Regular rolls get an average roll of 10.5 with a flat histogram
Rolling with Advantage (rolling two d20 and taking the highest of them) gives a nice stairstep histogram with an average roll of 13.8
Rolling with multiple levels of Advantage (shown is rolling 5 and taking the highest) gives an exponential curve with an extremely high 17.15 average
Rolling Advantage, but each Advantage roll being rolled with Disadvantage (take the lower of the two). Four total rolls, each pair of two is the lowest, but taking the highest between those final two. Interesting fall off towards the edges, with an average of 9.86 just under a regular roll
Random Adjacent face is a method I was curious about where upon doing a roll, taking a random of any of the faces adjacent to the face rolled. For a d20, there would be 4 eligible faces and would pick a random one. I also did highest and lowest adjacent faces. For random, the average was 15.14
Taking the average of two dice, instead of Advantage or Disadvantage gives a very similar average outcome, but a very different distribution.
Rolling with Emphasis is something I heard from Brennan Lee Mulligan of Dimension 20 fame. You roll two dice and take whichever die is further from 10. Basically forces the distributions to the extremes. The average roll is still about 10.5 though. Gotta watch out just looking at averages.
Finally, I did a quick list of the probabilities of rolling a single, two, or three dice and getting all of them to be at or above a specific number.
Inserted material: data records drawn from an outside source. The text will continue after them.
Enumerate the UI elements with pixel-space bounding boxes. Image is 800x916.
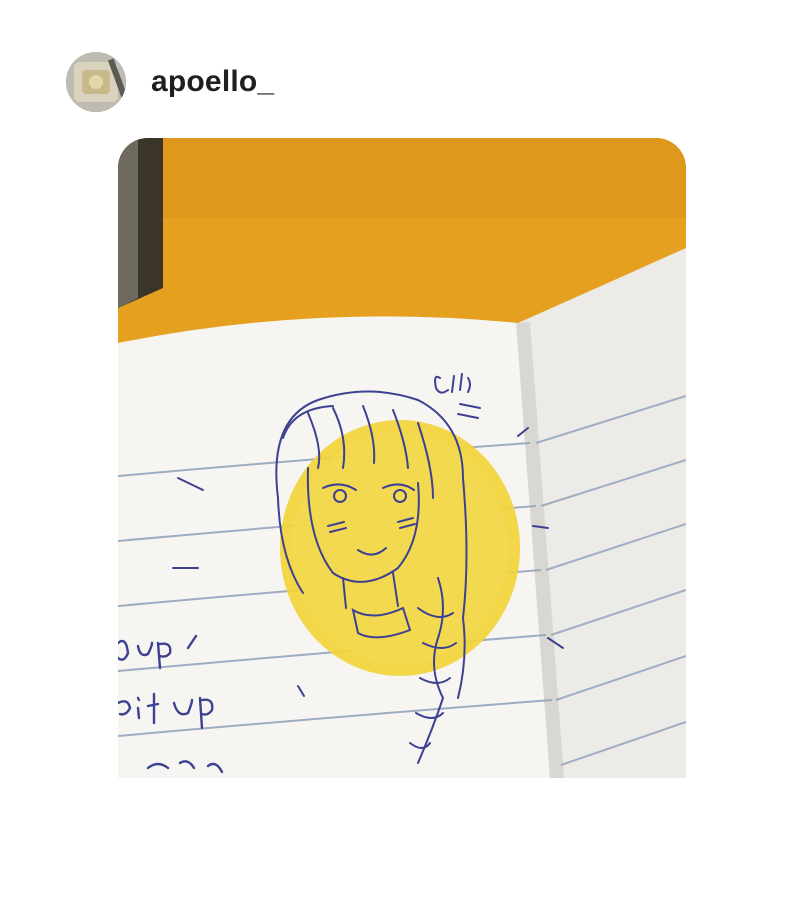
post-header: apoello_ xyxy=(66,52,274,112)
avatar[interactable] xyxy=(66,52,126,112)
sketch-photo-icon xyxy=(118,138,686,778)
post-image[interactable] xyxy=(118,138,686,778)
profile-photo-icon xyxy=(66,52,126,112)
username[interactable]: apoello_ xyxy=(151,65,274,99)
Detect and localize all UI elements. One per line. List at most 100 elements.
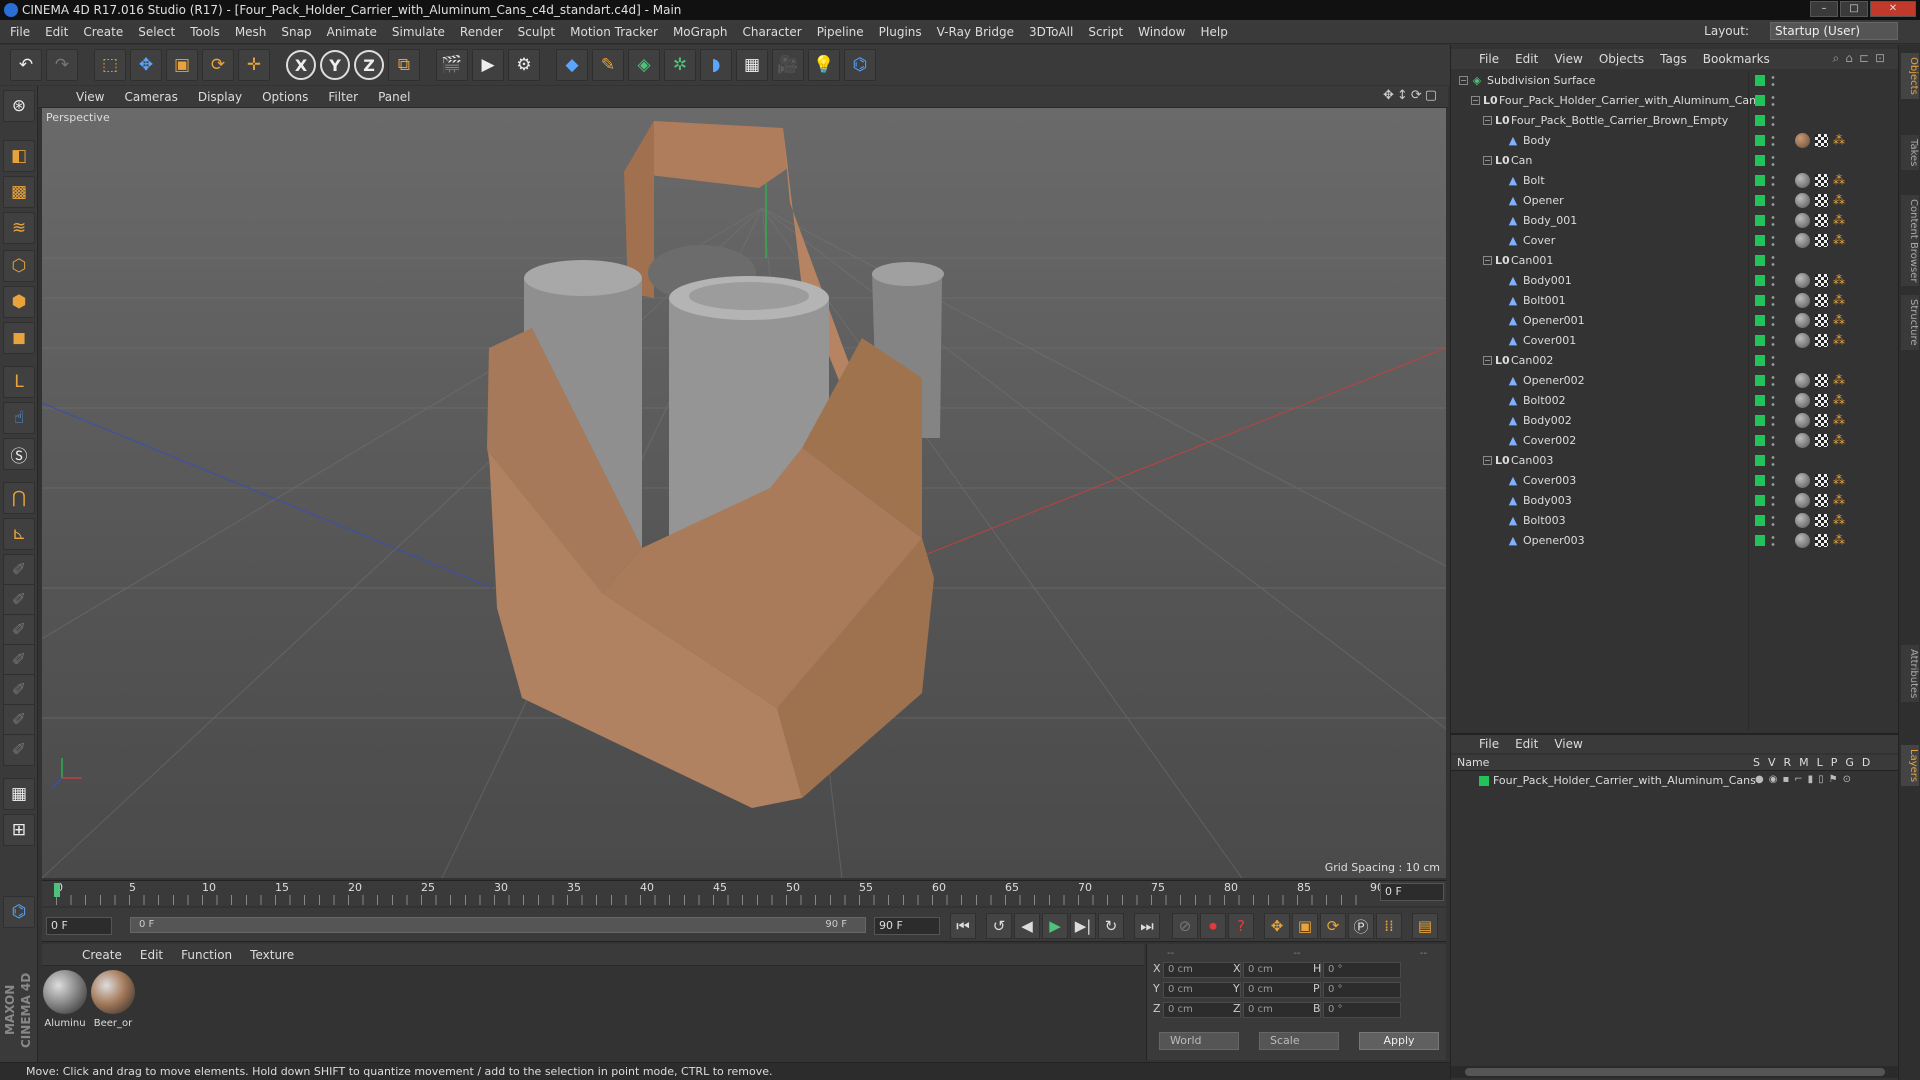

In conclusion, I found this to be a very interesting and quick endeavor to mess around with simulating this many dice rolls and doing it in a functional pythonic way was very fun. I think my favorite version of rolls has to be versions of the adjacent face. I've never seen anyone do it, it's not very balanced, but it's pretty interesting. I think about it in terms of someone wanting to cheat, but not be too obvious about it. They won't just pick an arbitrarily large number, but would take the highest number that they could easily fudge that they rolled.